# Group Recommender Systems - Tutorial 2 (Lab 2)

In this tutorial, we will focus on Group Recommender Systems. After completing this tutorial, you will be able to: 
- Implement the basic agregation strategies for group recommendations.
- Generate a simple textual explanation for such strategies.

#### Summary

1. Selection of a random group in our dataset
2. Aggregation Strategies for Group Recommenders
3. Explanations for Group Recommenders


#### 1. Selection of a random group in our dataset

First, we need a group! So, we will select a random set of five users from our dataset. For simplicity, we will focus on users having at least 200 evaluations.

In [1]:
preprocessed_dataset_folder = "../preprocessed_dataset"

import pandas as pd
ratings_df = pd.read_csv(preprocessed_dataset_folder+"/ratings.csv") 
movies_df = pd.read_csv(preprocessed_dataset_folder+"/movies.csv", index_col="item")


In [2]:
users_ratings = ratings_df.groupby(['user']).count()
selected = users_ratings['rating'] > 200
selected_users = users_ratings.loc[selected]
random_selected = selected_users.sample(n=5) # sample() returns now n random rows from the dataframe. The returned object is a dataframe with five rows. 
select_column_df = random_selected.reset_index()['user'] # reset_index() create a new index, and the userId became a column. Then, we can filter using the column name
group_users = list(select_column_df) # iloc select by index, since our dataframe only has one row we read it from the index 0
print(group_users)

[226, 305, 567, 45, 599]


Let us assume we want to recommend to this group a list of 10 movies that nobody in the group has seen yet.
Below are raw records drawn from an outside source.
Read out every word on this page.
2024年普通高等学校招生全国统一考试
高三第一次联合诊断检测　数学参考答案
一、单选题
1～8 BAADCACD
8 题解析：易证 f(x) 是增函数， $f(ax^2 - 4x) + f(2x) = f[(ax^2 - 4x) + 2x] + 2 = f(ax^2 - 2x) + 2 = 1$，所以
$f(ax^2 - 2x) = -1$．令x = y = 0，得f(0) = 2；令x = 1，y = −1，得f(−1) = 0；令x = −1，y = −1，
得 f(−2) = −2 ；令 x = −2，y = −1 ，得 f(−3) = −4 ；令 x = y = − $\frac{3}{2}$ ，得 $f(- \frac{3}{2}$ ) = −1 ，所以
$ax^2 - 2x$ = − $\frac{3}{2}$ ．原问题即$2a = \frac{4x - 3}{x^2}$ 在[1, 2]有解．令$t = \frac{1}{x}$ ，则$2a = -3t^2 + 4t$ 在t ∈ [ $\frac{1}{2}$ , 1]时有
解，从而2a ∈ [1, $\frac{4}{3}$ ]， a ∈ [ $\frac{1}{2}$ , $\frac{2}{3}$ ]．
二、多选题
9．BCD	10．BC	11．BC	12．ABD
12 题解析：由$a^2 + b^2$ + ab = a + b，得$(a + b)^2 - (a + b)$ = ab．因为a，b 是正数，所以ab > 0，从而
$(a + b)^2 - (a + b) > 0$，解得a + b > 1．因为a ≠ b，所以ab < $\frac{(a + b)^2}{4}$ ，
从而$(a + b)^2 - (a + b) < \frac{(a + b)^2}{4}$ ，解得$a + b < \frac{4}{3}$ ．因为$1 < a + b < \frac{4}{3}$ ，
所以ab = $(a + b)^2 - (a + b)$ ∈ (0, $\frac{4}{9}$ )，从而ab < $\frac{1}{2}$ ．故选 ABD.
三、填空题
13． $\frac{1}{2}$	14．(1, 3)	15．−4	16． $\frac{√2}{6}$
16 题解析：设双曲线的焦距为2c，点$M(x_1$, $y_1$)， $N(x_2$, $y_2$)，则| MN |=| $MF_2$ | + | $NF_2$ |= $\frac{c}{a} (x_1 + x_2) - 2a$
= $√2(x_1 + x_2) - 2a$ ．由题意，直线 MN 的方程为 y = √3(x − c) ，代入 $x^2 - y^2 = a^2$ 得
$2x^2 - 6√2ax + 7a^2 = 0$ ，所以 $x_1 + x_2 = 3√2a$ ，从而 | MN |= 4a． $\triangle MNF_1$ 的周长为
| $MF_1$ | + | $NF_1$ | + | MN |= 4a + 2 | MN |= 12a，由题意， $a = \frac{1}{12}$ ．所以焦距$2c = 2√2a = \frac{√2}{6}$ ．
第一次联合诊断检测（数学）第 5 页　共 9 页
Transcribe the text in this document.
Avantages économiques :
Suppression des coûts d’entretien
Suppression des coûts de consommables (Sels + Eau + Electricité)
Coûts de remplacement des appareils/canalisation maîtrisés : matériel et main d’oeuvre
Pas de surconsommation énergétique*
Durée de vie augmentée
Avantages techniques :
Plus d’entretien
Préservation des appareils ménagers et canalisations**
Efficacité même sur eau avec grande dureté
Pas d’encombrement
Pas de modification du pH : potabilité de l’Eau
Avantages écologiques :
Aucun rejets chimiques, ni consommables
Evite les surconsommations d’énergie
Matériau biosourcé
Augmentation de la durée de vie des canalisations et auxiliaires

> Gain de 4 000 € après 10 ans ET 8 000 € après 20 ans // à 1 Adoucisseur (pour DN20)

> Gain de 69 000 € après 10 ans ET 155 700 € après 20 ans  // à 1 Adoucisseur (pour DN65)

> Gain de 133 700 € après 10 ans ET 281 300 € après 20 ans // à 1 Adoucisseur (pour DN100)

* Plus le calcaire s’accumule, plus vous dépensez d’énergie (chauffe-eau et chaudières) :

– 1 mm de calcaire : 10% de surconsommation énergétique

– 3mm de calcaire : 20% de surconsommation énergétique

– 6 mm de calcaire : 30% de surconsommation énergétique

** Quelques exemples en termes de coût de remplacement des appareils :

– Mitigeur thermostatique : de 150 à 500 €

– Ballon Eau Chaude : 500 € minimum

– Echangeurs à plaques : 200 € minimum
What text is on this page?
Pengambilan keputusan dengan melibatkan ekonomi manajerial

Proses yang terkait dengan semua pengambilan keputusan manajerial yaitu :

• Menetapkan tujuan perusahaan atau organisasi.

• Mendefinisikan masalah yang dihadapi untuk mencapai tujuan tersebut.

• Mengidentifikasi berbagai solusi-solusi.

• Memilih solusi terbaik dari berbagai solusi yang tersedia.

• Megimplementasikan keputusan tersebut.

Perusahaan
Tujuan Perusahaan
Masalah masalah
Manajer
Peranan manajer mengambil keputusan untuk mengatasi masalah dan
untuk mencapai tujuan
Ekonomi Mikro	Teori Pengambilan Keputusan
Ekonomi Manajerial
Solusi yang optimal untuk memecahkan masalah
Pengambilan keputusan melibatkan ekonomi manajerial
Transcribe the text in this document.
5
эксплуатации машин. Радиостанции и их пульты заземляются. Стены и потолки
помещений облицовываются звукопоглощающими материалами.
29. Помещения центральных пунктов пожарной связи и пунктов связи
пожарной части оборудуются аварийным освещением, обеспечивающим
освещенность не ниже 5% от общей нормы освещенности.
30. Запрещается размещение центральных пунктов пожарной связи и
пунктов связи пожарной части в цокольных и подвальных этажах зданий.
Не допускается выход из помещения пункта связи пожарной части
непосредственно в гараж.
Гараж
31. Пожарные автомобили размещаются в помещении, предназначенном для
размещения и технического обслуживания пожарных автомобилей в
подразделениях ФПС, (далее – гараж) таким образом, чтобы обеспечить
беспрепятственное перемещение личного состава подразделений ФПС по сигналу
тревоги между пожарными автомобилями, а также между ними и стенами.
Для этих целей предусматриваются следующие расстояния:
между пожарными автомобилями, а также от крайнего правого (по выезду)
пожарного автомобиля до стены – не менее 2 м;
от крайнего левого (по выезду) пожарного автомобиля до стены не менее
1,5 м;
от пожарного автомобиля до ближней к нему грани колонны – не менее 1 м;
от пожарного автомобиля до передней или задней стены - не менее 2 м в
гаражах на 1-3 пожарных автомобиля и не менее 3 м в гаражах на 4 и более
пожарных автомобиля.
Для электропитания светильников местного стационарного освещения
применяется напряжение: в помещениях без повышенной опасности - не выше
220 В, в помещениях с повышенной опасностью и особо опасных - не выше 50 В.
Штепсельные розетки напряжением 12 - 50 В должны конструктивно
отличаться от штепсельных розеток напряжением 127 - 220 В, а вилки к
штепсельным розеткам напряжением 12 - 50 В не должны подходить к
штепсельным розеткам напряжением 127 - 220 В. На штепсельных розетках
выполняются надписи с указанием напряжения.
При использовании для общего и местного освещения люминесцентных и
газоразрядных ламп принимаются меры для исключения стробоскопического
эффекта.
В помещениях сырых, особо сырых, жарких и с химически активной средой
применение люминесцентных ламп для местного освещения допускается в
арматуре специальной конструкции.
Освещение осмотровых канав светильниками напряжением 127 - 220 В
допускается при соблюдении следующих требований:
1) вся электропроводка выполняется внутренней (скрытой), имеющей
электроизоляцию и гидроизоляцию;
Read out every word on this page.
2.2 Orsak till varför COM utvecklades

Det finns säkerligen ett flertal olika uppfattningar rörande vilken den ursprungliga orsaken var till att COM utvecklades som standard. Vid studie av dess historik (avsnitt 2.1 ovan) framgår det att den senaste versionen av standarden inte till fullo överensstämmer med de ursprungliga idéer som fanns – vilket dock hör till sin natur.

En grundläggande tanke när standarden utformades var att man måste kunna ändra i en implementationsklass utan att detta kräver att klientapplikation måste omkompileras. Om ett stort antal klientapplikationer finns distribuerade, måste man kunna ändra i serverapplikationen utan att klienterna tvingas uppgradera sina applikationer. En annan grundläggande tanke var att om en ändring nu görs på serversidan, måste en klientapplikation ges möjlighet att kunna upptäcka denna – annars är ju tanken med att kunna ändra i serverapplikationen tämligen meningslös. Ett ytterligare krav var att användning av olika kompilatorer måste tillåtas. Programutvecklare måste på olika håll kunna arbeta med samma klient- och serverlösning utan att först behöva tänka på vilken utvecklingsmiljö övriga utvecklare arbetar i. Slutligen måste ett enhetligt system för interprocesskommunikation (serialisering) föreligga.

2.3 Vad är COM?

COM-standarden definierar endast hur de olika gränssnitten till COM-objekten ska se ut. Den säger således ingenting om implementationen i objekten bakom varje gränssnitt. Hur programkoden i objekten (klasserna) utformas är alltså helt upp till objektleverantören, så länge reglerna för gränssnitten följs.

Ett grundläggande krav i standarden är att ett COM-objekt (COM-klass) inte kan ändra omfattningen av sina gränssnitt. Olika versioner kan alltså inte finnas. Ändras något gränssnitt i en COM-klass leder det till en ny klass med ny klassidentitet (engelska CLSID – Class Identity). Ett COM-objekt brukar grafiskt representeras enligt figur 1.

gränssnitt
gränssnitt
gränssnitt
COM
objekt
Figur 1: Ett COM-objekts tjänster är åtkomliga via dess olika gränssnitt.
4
We first need to determine the list of possible candidates. For simplicity, we will only consider movies for which we more then 10 evaluations.

In [3]:
group_ratings = ratings_df.loc[ratings_df['user'].isin(group_users)]
all_movies = set(movies_df.index.tolist())
num_ratings_df = ratings_df.groupby(['item']).count()
considered_movies = set(num_ratings_df.loc[num_ratings_df['user'] > 10].reset_index()['item'])

group_seen_movies = set(group_ratings['item'].tolist())
group_unseen_movies = considered_movies - group_seen_movies

print(len(all_movies))
print(len(considered_movies))
print(len(group_seen_movies))
print(len(group_unseen_movies))

4633
1421
1879
308


Now, we need to evaluate individuals' preverences for the unseen movies. To do so, we use the Lenskit library. We will use the same CF recommender used in the previous example. To generate the Dataframe with user-item pairs to pass as input in the *predict* function, we use the [product](https://docs.python.org/3/library/itertools.html#itertools.product) method of the itertools library, which takes as imput two lists and returns all the possible combinations between elements of the two lists. This is passed as input for the Dataframe constructor, which will then generate a Dataframe containing a pair on each row.

In [4]:
import itertools
from lenskit.algorithms import Recommender
from lenskit.algorithms.user_knn import UserUser

user_user = UserUser(15, min_nbrs=3)  # Minimum (3) and maximum (15) number of neighbors to consider
recsys = Recommender.adapt(user_user)
recsys.fit(ratings_df)
group_unseen_df = pd.DataFrame(list(itertools.product(group_users, group_unseen_movies)), columns=['user', 'item'])
group_unseen_df['predicted_rating'] = recsys.predict(group_unseen_df)
display(group_unseen_df)

Unnamed: 0,user,item,predicted_rating
0,226,76293,3.172668
1,226,6155,2.861319
2,226,69644,2.681574
3,226,41997,3.576444
4,226,14,3.650704
...,...,...,...
1535,599,7151,2.897302
1536,599,49649,1.215567
1537,599,5108,1.948049
1538,599,7162,2.951615


We have now our predicted ratings.
We can apply an aggregation strategy to generate the group recommendations.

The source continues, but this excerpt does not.